Tuesday, 26 March 2013

Teachers Are People First


Article: Teacher suicide after media hounding

Reading this posting from GayWrites, I was enraged to hear about the tragic result of the media involving itself in the private life of a British school teacher.

The comment which angered me most was when the school teacher was criticized for exposing students to "...complex gender problems at such a vulnerable young age..." (as paraphrased by the Daily Mail).

While I have no first hand information about the teacher referred to in the article, and no way to accurately speak to her teaching methods or abilities, I am going to work on the assumption that this was a person who did their job and did it reasonably well. Regardless, the bottom line is transgender people are people first. Teachers are also people first.

Western society needs to take a good hard look at what it values. An educator’s sexuality/gender identity doesn't determine their value to a class, school or school community. That said, an educator's sexuality/gender identity does have an impact on the person they are in the classroom, but it's because they have the potential to role model a particular brand of strength and courage.

Many people go through life without having to question who they are or where they fit in the world. Imagine being taught by someone who didn’t have this experience. Imagine being taught by someone who had to take some time to really work out who they are and consider how they could best live with themselves, within they life they had been given.

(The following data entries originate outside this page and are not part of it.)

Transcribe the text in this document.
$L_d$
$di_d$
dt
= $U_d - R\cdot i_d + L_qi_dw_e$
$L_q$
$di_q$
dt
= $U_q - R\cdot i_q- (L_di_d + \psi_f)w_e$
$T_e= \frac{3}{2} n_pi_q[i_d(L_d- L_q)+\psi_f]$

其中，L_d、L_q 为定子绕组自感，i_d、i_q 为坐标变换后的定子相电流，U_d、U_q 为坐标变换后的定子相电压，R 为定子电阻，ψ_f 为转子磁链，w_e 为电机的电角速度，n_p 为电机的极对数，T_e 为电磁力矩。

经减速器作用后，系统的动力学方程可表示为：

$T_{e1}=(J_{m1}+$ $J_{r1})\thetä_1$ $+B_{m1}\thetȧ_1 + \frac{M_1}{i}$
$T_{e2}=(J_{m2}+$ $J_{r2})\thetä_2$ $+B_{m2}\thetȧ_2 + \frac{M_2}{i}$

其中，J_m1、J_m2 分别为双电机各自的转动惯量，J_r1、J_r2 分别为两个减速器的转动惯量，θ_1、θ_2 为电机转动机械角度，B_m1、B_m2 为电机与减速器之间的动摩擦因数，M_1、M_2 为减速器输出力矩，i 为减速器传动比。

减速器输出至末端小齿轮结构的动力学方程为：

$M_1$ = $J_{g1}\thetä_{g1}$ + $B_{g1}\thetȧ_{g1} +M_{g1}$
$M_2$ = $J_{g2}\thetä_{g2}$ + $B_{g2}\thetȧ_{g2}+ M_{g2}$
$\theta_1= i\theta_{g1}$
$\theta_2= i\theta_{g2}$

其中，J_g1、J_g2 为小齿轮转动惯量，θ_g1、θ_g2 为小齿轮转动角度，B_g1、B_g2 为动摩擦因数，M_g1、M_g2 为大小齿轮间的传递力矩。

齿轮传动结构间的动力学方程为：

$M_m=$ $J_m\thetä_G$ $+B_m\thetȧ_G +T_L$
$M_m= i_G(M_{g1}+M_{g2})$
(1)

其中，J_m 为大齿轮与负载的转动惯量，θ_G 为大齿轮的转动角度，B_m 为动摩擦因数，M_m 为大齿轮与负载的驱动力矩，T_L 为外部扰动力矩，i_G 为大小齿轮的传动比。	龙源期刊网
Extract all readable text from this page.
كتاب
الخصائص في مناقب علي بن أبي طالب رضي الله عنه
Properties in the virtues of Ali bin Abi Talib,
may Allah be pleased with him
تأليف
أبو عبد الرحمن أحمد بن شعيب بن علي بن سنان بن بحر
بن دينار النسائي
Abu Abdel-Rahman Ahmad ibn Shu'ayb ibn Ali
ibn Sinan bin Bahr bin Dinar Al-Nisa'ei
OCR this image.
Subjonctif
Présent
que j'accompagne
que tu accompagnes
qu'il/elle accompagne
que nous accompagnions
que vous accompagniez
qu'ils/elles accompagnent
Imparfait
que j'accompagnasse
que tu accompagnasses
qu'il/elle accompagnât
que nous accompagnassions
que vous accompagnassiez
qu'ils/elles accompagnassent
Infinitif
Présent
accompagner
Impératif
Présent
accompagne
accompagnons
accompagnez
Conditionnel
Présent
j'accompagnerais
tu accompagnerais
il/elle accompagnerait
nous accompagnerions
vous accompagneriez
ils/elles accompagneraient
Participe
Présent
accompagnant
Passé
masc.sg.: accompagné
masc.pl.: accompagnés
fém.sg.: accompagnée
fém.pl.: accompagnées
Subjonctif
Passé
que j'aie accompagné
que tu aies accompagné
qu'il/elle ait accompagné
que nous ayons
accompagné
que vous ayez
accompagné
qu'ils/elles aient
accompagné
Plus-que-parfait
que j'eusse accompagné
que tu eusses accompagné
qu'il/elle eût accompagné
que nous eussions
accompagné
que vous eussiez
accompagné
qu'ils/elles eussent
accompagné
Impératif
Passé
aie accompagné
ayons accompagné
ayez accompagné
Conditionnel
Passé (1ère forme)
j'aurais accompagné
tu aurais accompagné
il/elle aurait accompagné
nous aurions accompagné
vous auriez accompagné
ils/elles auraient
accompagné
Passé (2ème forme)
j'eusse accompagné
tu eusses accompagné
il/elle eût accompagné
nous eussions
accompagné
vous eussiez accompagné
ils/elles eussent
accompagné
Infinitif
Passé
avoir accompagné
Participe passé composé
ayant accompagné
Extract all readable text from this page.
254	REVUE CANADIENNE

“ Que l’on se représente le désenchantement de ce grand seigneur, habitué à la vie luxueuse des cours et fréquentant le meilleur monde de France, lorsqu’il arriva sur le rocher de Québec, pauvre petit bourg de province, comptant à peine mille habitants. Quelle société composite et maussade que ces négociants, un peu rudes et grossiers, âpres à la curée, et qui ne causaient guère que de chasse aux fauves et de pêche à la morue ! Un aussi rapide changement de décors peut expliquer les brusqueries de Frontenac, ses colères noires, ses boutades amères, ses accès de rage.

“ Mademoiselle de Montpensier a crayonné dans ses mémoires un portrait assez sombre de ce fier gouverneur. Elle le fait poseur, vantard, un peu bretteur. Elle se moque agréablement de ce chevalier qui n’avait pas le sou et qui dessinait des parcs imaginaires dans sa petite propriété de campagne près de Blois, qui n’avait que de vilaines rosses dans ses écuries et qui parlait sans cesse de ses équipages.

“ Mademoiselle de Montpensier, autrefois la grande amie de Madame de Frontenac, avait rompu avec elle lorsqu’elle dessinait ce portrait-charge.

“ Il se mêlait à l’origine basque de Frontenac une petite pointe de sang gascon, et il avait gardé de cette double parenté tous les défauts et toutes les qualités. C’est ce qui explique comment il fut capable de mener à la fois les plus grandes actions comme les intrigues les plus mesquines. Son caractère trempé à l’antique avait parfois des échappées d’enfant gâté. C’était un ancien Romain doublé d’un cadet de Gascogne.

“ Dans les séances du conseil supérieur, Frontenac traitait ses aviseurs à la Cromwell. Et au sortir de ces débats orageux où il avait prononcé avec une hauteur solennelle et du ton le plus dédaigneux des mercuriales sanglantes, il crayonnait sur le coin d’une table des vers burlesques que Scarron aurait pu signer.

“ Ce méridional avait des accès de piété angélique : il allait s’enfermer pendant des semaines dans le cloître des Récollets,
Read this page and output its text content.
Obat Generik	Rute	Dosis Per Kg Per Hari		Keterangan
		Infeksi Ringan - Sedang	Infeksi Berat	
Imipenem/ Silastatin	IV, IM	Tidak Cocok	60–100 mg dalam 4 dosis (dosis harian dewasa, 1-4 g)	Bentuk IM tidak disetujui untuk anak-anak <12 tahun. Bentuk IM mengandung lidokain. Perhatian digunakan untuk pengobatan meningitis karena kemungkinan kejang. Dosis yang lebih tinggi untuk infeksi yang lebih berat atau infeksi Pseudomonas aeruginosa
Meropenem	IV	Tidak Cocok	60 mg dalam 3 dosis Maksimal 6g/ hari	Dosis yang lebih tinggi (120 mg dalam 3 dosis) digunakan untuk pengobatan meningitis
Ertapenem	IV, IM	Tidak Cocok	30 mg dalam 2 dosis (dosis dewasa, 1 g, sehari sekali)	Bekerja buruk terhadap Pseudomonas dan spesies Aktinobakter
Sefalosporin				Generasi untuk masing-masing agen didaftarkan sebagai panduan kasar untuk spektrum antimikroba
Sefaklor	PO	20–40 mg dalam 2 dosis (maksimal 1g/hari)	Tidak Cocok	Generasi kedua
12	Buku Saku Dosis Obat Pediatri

Imagine them then coming to work everyday and trying to inject a little of that self motivation and understanding of self worth into the lives of the kids in that classroom. Being taught art by an artist has a little more value than being taught art by someone who enjoys looking at paintings. Being taught about resilience and acceptance by someone who has had to constantly weigh these up also has more value than being taught the same by someone who has never had to question what they are fed by society.

Many queer teachers would, likely, be more aware of the impact of bullying/discrimination than a number of their straight counterparts. For this reason there is also a high chance that they would have the understanding and the desire to take action to help put a stop to it.

What happens, though, when it is the
teacher who is the victim of such treatment? We need to measure the value of a teacher by the impact they have on children in their care. Teaching is about opening a person's eyes to the world, to possibility and to themselves. Who better to do this than someone who has seen the world through a different lens, has dreamed and who knows who they truly are.